By Deane Barker on September 29, 2005

Computers hang up SBA loans: The Small Business Administration “upgraded” their computer system last December.

Because of the new computer system, paperwork that once took 30 minutes now takes hours, workers for the SBA say. The network that connects inspectors with their offices is frequently down. And workers in the field say they can’t read the screens of their tablet-style computers in the glare of Gulf Coast sunlight.

The head of the agency, Hector Barreto, defended the system last week in congressional testimony. He said the $23.7 million system was state of the art and more secure. “All of this is an improvement over our old system,” Barreto said.

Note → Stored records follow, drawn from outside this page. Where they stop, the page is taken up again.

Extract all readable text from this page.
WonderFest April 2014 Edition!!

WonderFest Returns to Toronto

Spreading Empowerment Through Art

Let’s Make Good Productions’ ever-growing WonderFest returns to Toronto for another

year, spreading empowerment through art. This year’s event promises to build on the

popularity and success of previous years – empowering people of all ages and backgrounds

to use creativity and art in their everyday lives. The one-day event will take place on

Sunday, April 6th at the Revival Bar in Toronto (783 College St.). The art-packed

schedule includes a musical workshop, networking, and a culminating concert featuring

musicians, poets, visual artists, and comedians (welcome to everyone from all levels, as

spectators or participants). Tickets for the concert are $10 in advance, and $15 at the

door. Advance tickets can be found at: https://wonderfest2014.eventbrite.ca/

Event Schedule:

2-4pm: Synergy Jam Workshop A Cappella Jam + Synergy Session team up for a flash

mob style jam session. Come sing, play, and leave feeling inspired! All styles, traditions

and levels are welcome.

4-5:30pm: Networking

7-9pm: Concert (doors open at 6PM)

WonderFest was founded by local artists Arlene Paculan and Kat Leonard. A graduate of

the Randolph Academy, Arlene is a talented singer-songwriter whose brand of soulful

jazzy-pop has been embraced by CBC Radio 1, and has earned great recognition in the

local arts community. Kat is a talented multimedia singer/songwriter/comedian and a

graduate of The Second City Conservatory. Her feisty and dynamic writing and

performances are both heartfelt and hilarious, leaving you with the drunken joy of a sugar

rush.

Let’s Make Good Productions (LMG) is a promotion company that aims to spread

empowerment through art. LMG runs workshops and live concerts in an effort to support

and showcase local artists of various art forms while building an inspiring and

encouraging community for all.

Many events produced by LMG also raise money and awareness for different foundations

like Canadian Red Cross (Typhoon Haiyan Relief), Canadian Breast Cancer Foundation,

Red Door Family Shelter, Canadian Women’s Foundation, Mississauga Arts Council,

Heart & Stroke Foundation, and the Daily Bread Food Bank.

The begining of this excerpt doesn’t match the end. How can an increase in processing time from 30 minutes to “hours” be considered “an improvement over [the] old system”?

Gadgetopia

Comments

  1. Oh, you haven’t met the monolith that is Banner. The university that I attend recently paid millions upon millions of dollars for a “integrate-everything” system called Banner that has been a nightmare for everyone. Payroll takes about 4 times as long as before. Professors couldn’t get anything more than a list of names for their class rosters. And apparently, if you’re charging a University account number, and you mess up and type one that doesn’t exist, it creates a new account with a negative balance.

    Brilliant.

  2. Sounds like the new database system my brother is forced to use at his job. They had a home grown system using Access and Excel that was working pretty good for them. Then someone, somewhere got sold an integrated system. Now they do four times the work just so that a few bits of data are conistent throughout the organization. Of course no one in a position to change things is going to admit they spent multi-millions of dollars on a system that doesn’t work.

  3. The SBA system works fine. It is having some growing pains but 99% of the problems are “operator malfunction” of people in the field.

  4. 99% of the problems are “operator malfunction” of people in the field.

    If you’re having that many problems, and 99% of the them are operator error, then — in my mind — a lot fo the blame falls back on this system. What kind of system is it that generates that many operator errors?